The only word I could use to describe what I felt, was abandoned. I felt as if, once again I was left alone, no explanation, no answers. I cried so hard, I had to leave.
Where am I now, as a woman, now a mother myself? I expect no loyalty from anyone, however I give it, wholeheartedly. I love my mama, she gave me the best gift; life. She did what she needed to do for herself and her family and I accept that. However, I am one that has low expectations of others, when it comes to loyalty and commitment. This is a direct result of my beginnings.
Do I see myself as unworthy of such things, absolutely not. I just don’t expect others to give what my biological mother, couldn’t give. If SHE couldn’t, how can I have an expectation that another human being could.
Don’t worry, I hold myself in high regard. My overall outlook is not indicative of low self-esteem. I know, not think, that I am an extremely intelligent woman. I know, not think, that many woman admire me for my intelligence and strength. I own my goodness.
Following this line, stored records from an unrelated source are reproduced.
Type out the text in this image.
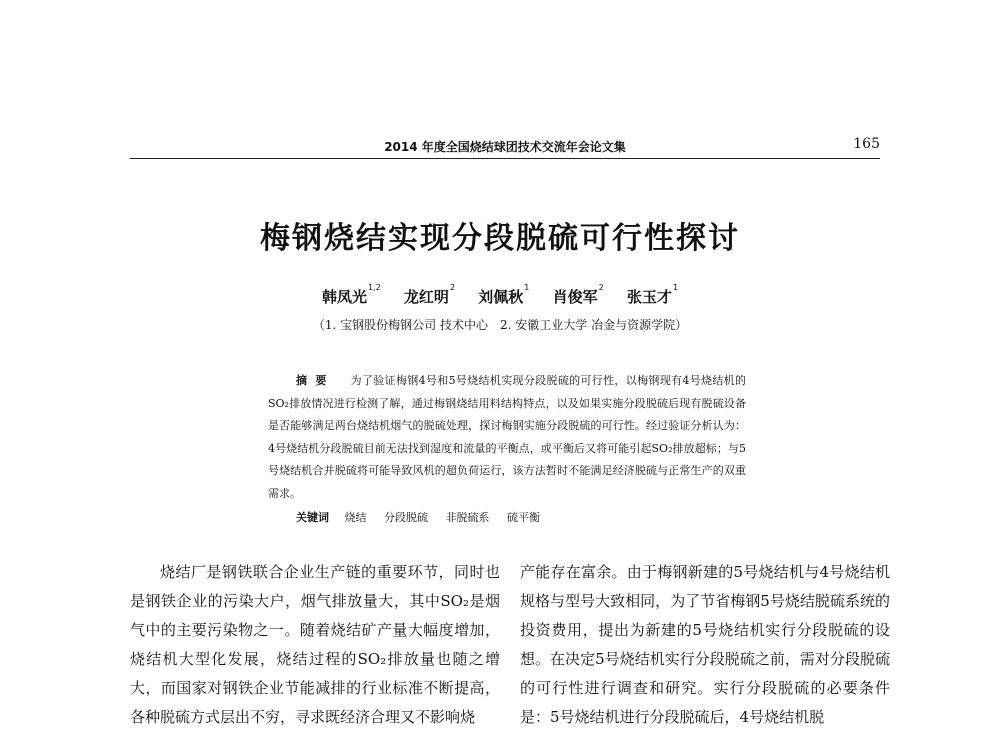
2014 年度全国烧结球团技术交流年会论文集	165
梅钢烧结实现分段脱硫可行性探讨
韩凤光$^{1,2}$ 龙红明$^2$ 刘佩秋$^1$ 肖俊军$^2$ 张玉才$^1$
（1. 宝钢股份梅钢公司 技术中心　2. 安徽工业大学 冶金与资源学院）
摘要 为了验证梅钢4号和5号烧结机实现分段脱硫的可行性，以梅钢现有4号烧结机的SO₂排放情况进行检测了解，通过梅钢烧结用料结构特点，以及如果实施分段脱硫后现有脱硫设备是否能够满足两台烧结机烟气的脱硫处理，探讨梅钢实施分段脱硫的可行性。经过验证分析认为：4号烧结机分段脱硫目前无法找到湿度和流量的平衡点，或平衡后又将可能引起SO₂排放超标；与5号烧结机合并脱硫将可能导致风机的超负荷运行，该方法暂时不能满足经济脱硫与正常生产的双重需求。
关键词 烧结 分段脱硫 非脱硫系 硫平衡

烧结厂是钢铁联合企业生产链的重要环节，同时也是钢铁企业的污染大户，烟气排放量大，其中SO₂是烟气中的主要污染物之一。随着烧结矿产量大幅度增加，烧结机大型化发展，烧结过程的SO₂排放量也随之增大，而国家对钢铁企业节能减排的行业标准不断提高，各种脱硫方式层出不穷，寻求既经济合理又不影响烧

产能存在富余。由于梅钢新建的5号烧结机与4号烧结机规格与型号大致相同，为了节省梅钢5号烧结脱硫系统的投资费用，提出为新建的5号烧结机实行分段脱硫的设想。在决定5号烧结机实行分段脱硫之前，需对分段脱硫的可行性进行调查和研究。实行分段脱硫的必要条件是：5号烧结机进行分段脱硫后，4号烧结机脱
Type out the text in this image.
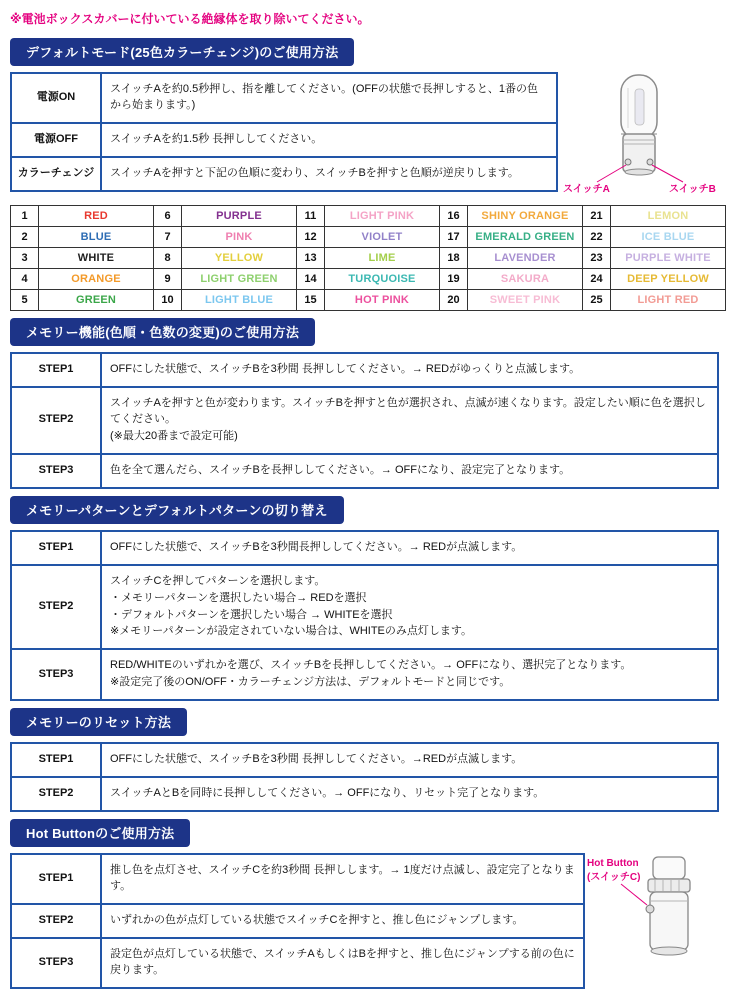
※電池ボックスカバーに付いている絶縁体を取り除いてください。
デフォルトモード(25色カラーチェンジ)のご使用方法
電源ON	スイッチAを約0.5秒押し、指を離してください。(OFFの状態で長押しすると、1番の色から始まります。)

電源OFF	スイッチAを約1.5秒 長押ししてください。

カラーチェンジ	スイッチAを押すと下記の色順に変わり、スイッチBを押すと色順が逆戻りします。
スイッチA	スイッチB
1	RED	6	PURPLE	11	LIGHT PINK	16	SHINY ORANGE	21	LEMON
2	BLUE	7	PINK	12	VIOLET	17	EMERALD GREEN	22	ICE BLUE
3	WHITE	8	YELLOW	13	LIME	18	LAVENDER	23	PURPLE WHITE
4	ORANGE	9	LIGHT GREEN	14	TURQUOISE	19	SAKURA	24	DEEP YELLOW
5	GREEN	10	LIGHT BLUE	15	HOT PINK	20	SWEET PINK	25	LIGHT RED
メモリー機能(色順・色数の変更)のご使用方法
STEP1	OFFにした状態で、スイッチBを3秒間 長押ししてください。→ REDがゆっくりと点滅します。

STEP2	スイッチAを押すと色が変わります。スイッチBを押すと色が選択され、点滅が速くなります。設定したい順に色を選択してください。
(※最大20番まで設定可能)

STEP3	色を全て選んだら、スイッチBを長押ししてください。→ OFFになり、設定完了となります。
メモリーパターンとデフォルトパターンの切り替え
STEP1	OFFにした状態で、スイッチBを3秒間長押ししてください。→ REDが点滅します。

STEP2	スイッチCを押してパターンを選択します。
・メモリーパターンを選択したい場合→ REDを選択
・デフォルトパターンを選択したい場合 → WHITEを選択
※メモリーパターンが設定されていない場合は、WHITEのみ点灯します。

STEP3	RED/WHITEのいずれかを選び、スイッチBを長押ししてください。→ OFFになり、選択完了となります。
※設定完了後のON/OFF・カラーチェンジ方法は、デフォルトモードと同じです。
メモリーのリセット方法
STEP1	OFFにした状態で、スイッチBを3秒間 長押ししてください。→REDが点滅します。

STEP2	スイッチAとBを同時に長押ししてください。→ OFFになり、リセット完了となります。
Hot Buttonのご使用方法
STEP1	推し色を点灯させ、スイッチCを約3秒間 長押しします。→ 1度だけ点滅し、設定完了となります。

STEP2	いずれかの色が点灯している状態でスイッチCを押すと、推し色にジャンプします。

STEP3	設定色が点灯している状態で、スイッチAもしくはBを押すと、推し色にジャンプする前の色に戻ります。
Hot Button
(スイッチC)
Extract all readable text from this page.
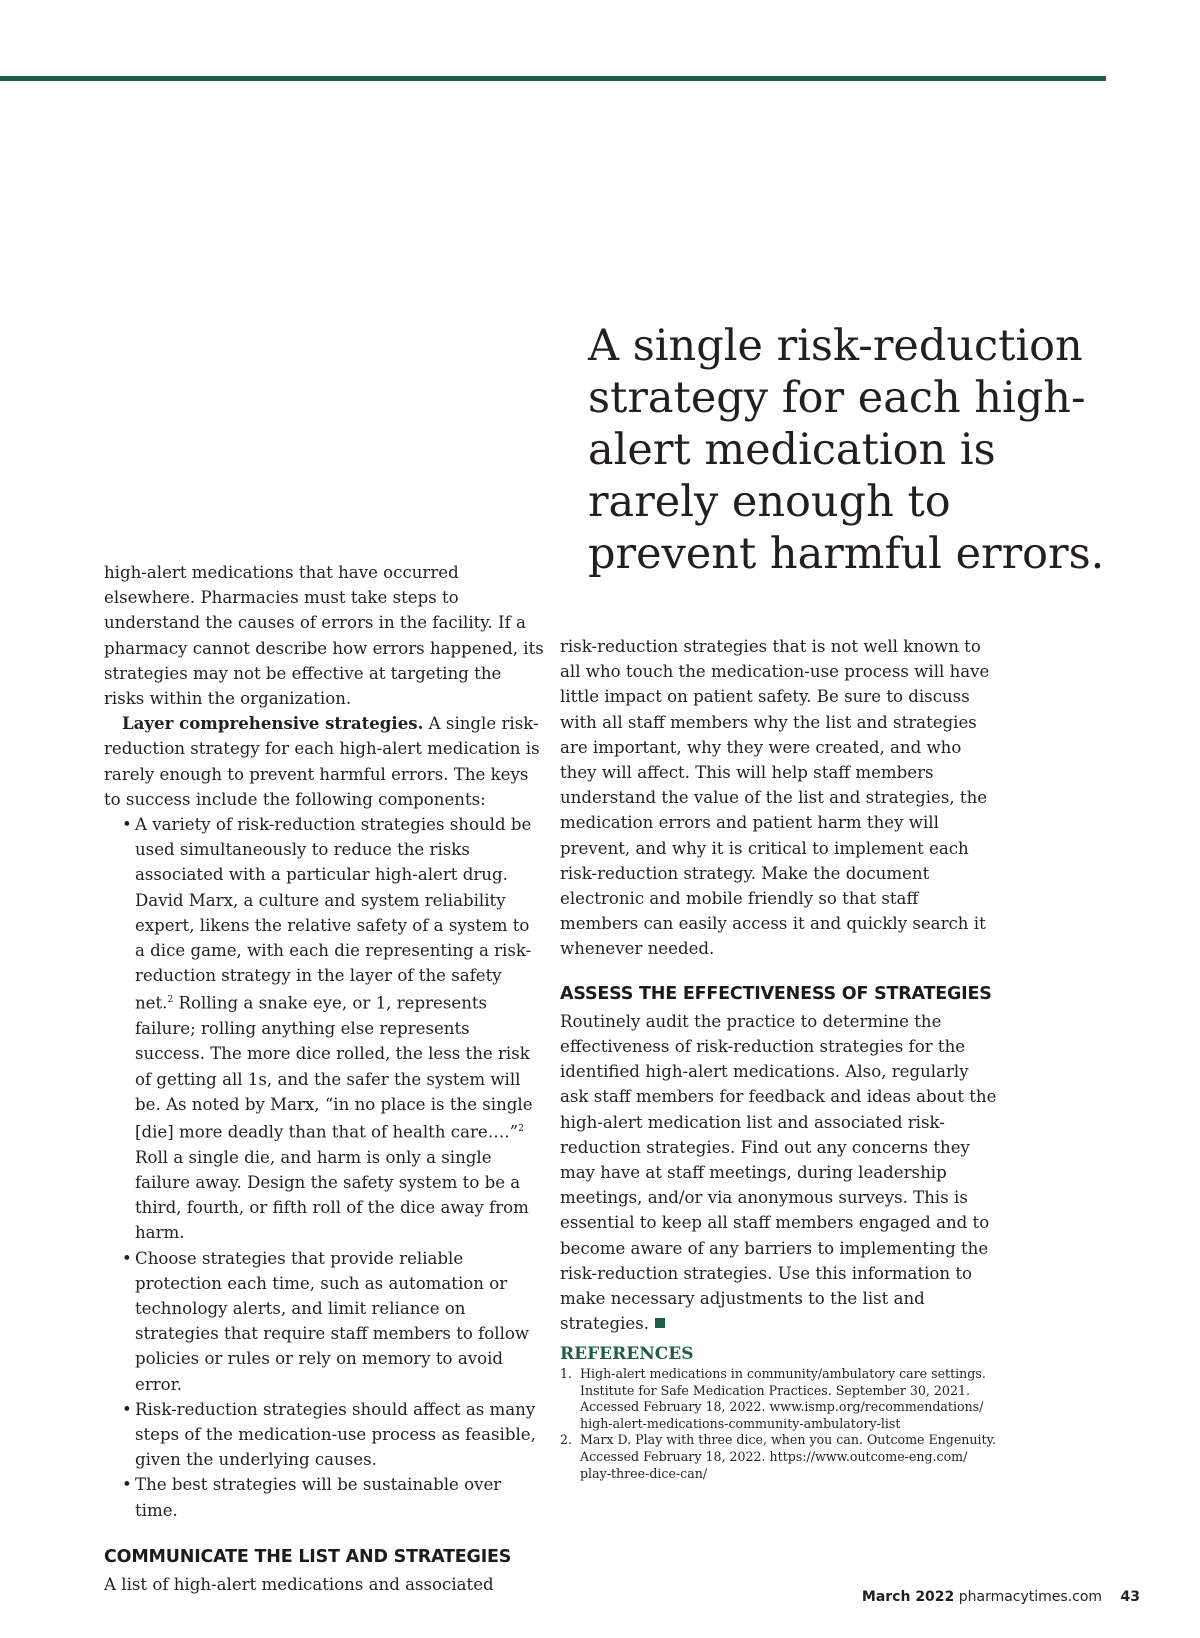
A single risk-reduction strategy for each high-alert medication is rarely enough to prevent harmful errors.

high-alert medications that have occurred elsewhere. Pharmacies must take steps to understand the causes of errors in the facility. If a pharmacy cannot describe how errors happened, its strategies may not be effective at targeting the risks within the organization.

Layer comprehensive strategies. A single risk-reduction strategy for each high-alert medication is rarely enough to prevent harmful errors. The keys to success include the following components:

• A variety of risk-reduction strategies should be used simultaneously to reduce the risks associated with a particular high-alert drug. David Marx, a culture and system reliability expert, likens the relative safety of a system to a dice game, with each die representing a risk-reduction strategy in the layer of the safety net.$^2$ Rolling a snake eye, or 1, represents failure; rolling anything else represents success. The more dice rolled, the less the risk of getting all 1s, and the safer the system will be. As noted by Marx, “in no place is the single [die] more deadly than that of health care….”$^2$ Roll a single die, and harm is only a single failure away. Design the safety system to be a third, fourth, or fifth roll of the dice away from harm.
• Choose strategies that provide reliable protection each time, such as automation or technology alerts, and limit reliance on strategies that require staff members to follow policies or rules or rely on memory to avoid error.
• Risk-reduction strategies should affect as many steps of the medication-use process as feasible, given the underlying causes.
• The best strategies will be sustainable over time.
COMMUNICATE THE LIST AND STRATEGIES

A list of high-alert medications and associated

risk-reduction strategies that is not well known to all who touch the medication-use process will have little impact on patient safety. Be sure to discuss with all staff members why the list and strategies are important, why they were created, and who they will affect. This will help staff members understand the value of the list and strategies, the medication errors and patient harm they will prevent, and why it is critical to implement each risk-reduction strategy. Make the document electronic and mobile friendly so that staff members can easily access it and quickly search it whenever needed.

ASSESS THE EFFECTIVENESS OF STRATEGIES

Routinely audit the practice to determine the effectiveness of risk-reduction strategies for the identified high-alert medications. Also, regularly ask staff members for feedback and ideas about the high-alert medication list and associated risk-reduction strategies. Find out any concerns they may have at staff meetings, during leadership meetings, and/or via anonymous surveys. This is essential to keep all staff members engaged and to become aware of any barriers to implementing the risk-reduction strategies. Use this information to make necessary adjustments to the list and strategies.

REFERENCES
1. High-alert medications in community/ambulatory care settings.
Institute for Safe Medication Practices. September 30, 2021.
Accessed February 18, 2022. www.ismp.org/recommendations/
high-alert-medications-community-ambulatory-list
2. Marx D. Play with three dice, when you can. Outcome Engenuity.
Accessed February 18, 2022. https://www.outcome-eng.com/
play-three-dice-can/
March 2022 pharmacytimes.com 43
Do I have hang ups, of course, we all do. Might they control certain areas of my life, yes they do. Am I working on them, not as much as I could be.
As for relationships, I engage a bit different than most. Some may say that I approach them from a low mental and lack of confidence standpoint. No, I approach them in a way that makes me feel secure. However, I have always been one to walk out without thought, nor do I look back. (Hey, that sounds familiar.) So I know my limit and act accordingly.
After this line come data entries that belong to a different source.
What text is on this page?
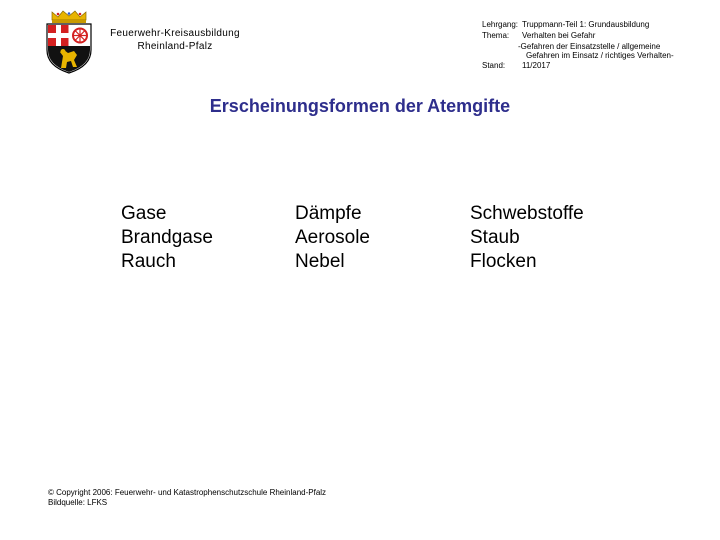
Feuerwehr-Kreisausbildung
Rheinland-Pfalz
Lehrgang: Truppmann-Teil 1: Grundausbildung
Thema: Verhalten bei Gefahr
-Gefahren der Einsatzstelle / allgemeine
Gefahren im Einsatz / richtiges Verhalten-
Stand: 11/2017
Erscheinungsformen der Atemgifte
Gase
Brandgase
Rauch
Dämpfe
Aerosole
Nebel
Schwebstoffe
Staub
Flocken
© Copyright 2006: Feuerwehr- und Katastrophenschutzschule Rheinland-Pfalz
Bildquelle: LFKS
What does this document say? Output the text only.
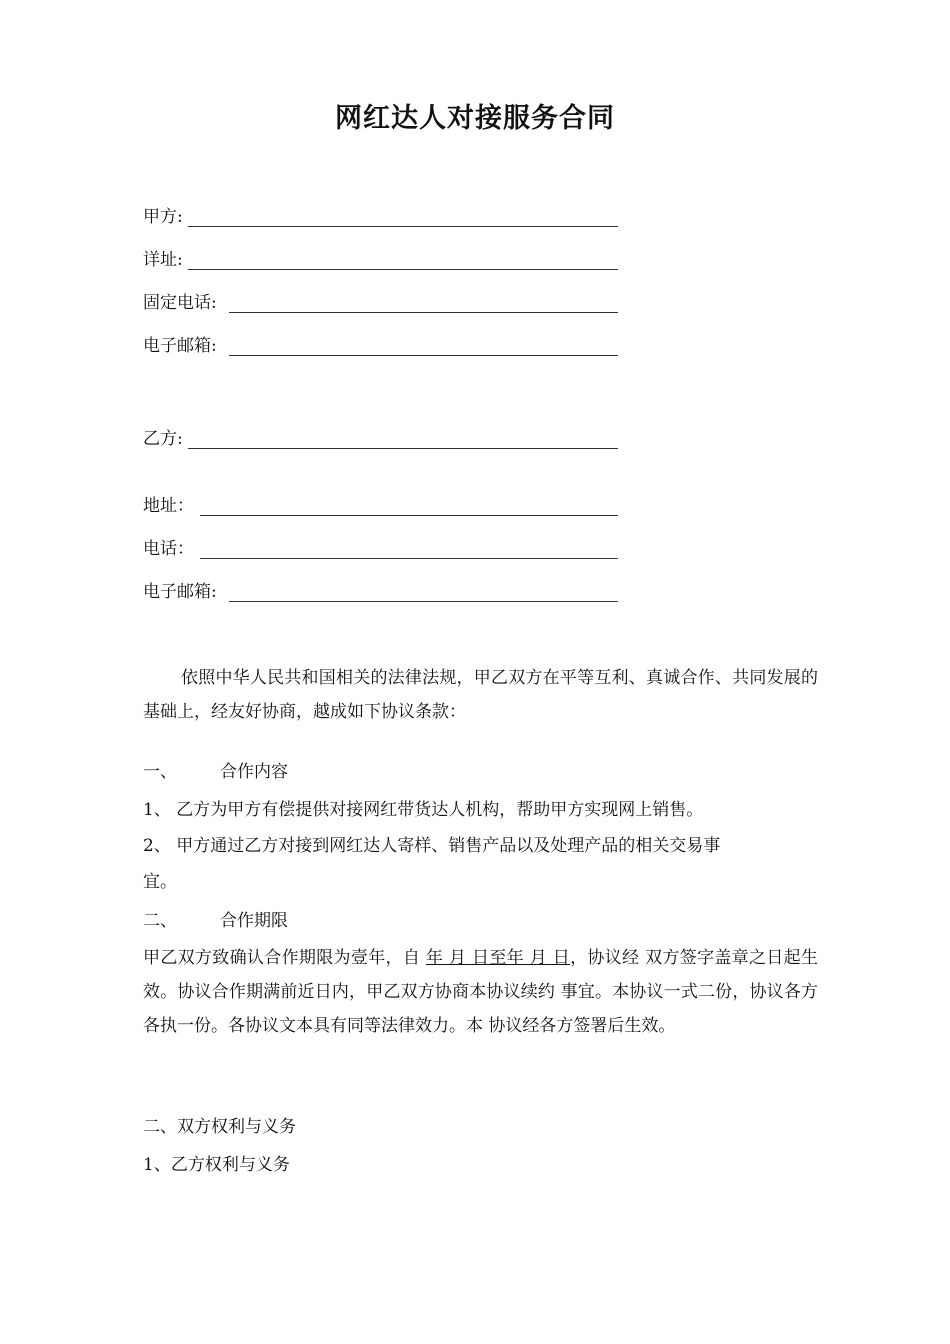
网红达人对接服务合同
甲方:
详址:
固定电话:
电子邮箱:
乙方:
地址：
电话：
电子邮箱:
依照中华人民共和国相关的法律法规，甲乙双方在平等互利、真诚合作、共同发展的基础上，经友好协商，越成如下协议条款：
一、	合作内容
1、 乙方为甲方有偿提供对接网红带货达人机构，帮助甲方实现网上销售。
2、 甲方通过乙方对接到网红达人寄样、销售产品以及处理产品的相关交易事
宜。
二、	合作期限
甲乙双方致确认合作期限为壹年，自 年 月 日至年 月 日，协议经 双方签字盖章之日起生效。协议合作期满前近日内，甲乙双方协商本协议续约 事宜。本协议一式二份，协议各方各执一份。各协议文本具有同等法律效力。本 协议经各方签署后生效。
二、双方权利与义务
1、乙方权利与义务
I am one that despises confrontation, therefore I walk away or stay quiet. I aim to please in every area of my life and I am loyal to a fault. This is a recipe for disrespect. Many take these attributes as weaknesses and use them to their advantage. Once I see, that a person, who claims to love me and claims loyalty, uses my own personality as a weapon for their own personal gain, I no longer have confidence in their longevity. Even though I never expect anyone I encounter to stay long, I always leave a sliver of space. That space is filled with a “maybe they will be different from how I believe people to be” type of hope. Once I am taken advantage of or disrespected in the slightest, that space is gone.
I’m not sure how tragic this may be, but losing that confidence doesn’t sadden me, it actually makes me feel better. I feel as though, my point has been proven. I have never fully expressed these sentiments, so I’m unaware who I am trying to prove anything to, but that’s the best way I can word those feelings.
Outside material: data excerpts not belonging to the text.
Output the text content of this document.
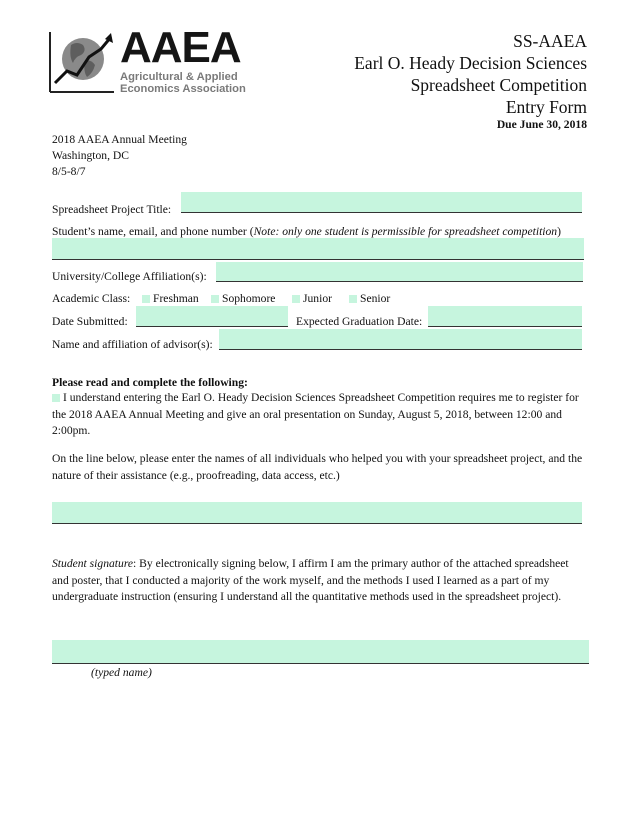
AAEA
Agricultural & Applied
Economics Association
SS-AAEA
Earl O. Heady Decision Sciences
Spreadsheet Competition
Entry Form
Due June 30, 2018
2018 AAEA Annual Meeting
Washington, DC
8/5-8/7
Spreadsheet Project Title:
Student’s name, email, and phone number (Note: only one student is permissible for spreadsheet competition)
University/College Affiliation(s):
Academic Class:	Freshman	Sophomore	Junior	Senior
Date Submitted:	Expected Graduation Date:
Name and affiliation of advisor(s):
Please read and complete the following:
I understand entering the Earl O. Heady Decision Sciences Spreadsheet Competition requires me to register for the 2018 AAEA Annual Meeting and give an oral presentation on Sunday, August 5, 2018, between 12:00 and 2:00pm.
On the line below, please enter the names of all individuals who helped you with your spreadsheet project, and the nature of their assistance (e.g., proofreading, data access, etc.)
Student signature: By electronically signing below, I affirm I am the primary author of the attached spreadsheet and poster, that I conducted a majority of the work myself, and the methods I used I learned as a part of my undergraduate instruction (ensuring I understand all the quantitative methods used in the spreadsheet project).
(typed name)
It might be said that I work to make things end. That’s not true at all, I know I work very hard to maintain and grow my relationships, friendly and intimates. Although I work hard, I know there is a part I me that is disconnected, an area where few can pierce, a space that I refuse to open. I’ll speak on that in another writing.
Don’t mistake these sentiments as a hatred or a dislike for my mama. I love her, so very much. I love my brother’s and sisters and all of those I am biologically related. I am just sharing my truth. To my parents, the family I grew up with, amongst and truly love, I thank you.
Being adopted is a blessing, it shows you there are strangers that seek to love. In the event that your adoptive family are ones of good integrity, remember to use that pain as the fuel to keep you moving. The storm is rough, but there isn’t one storm that lasts forever. Our path after the storm is the determining factor to our success; mentally, physically and spiritually (not necessarily religious).
Here it is, a glimpse into who I am and why I am.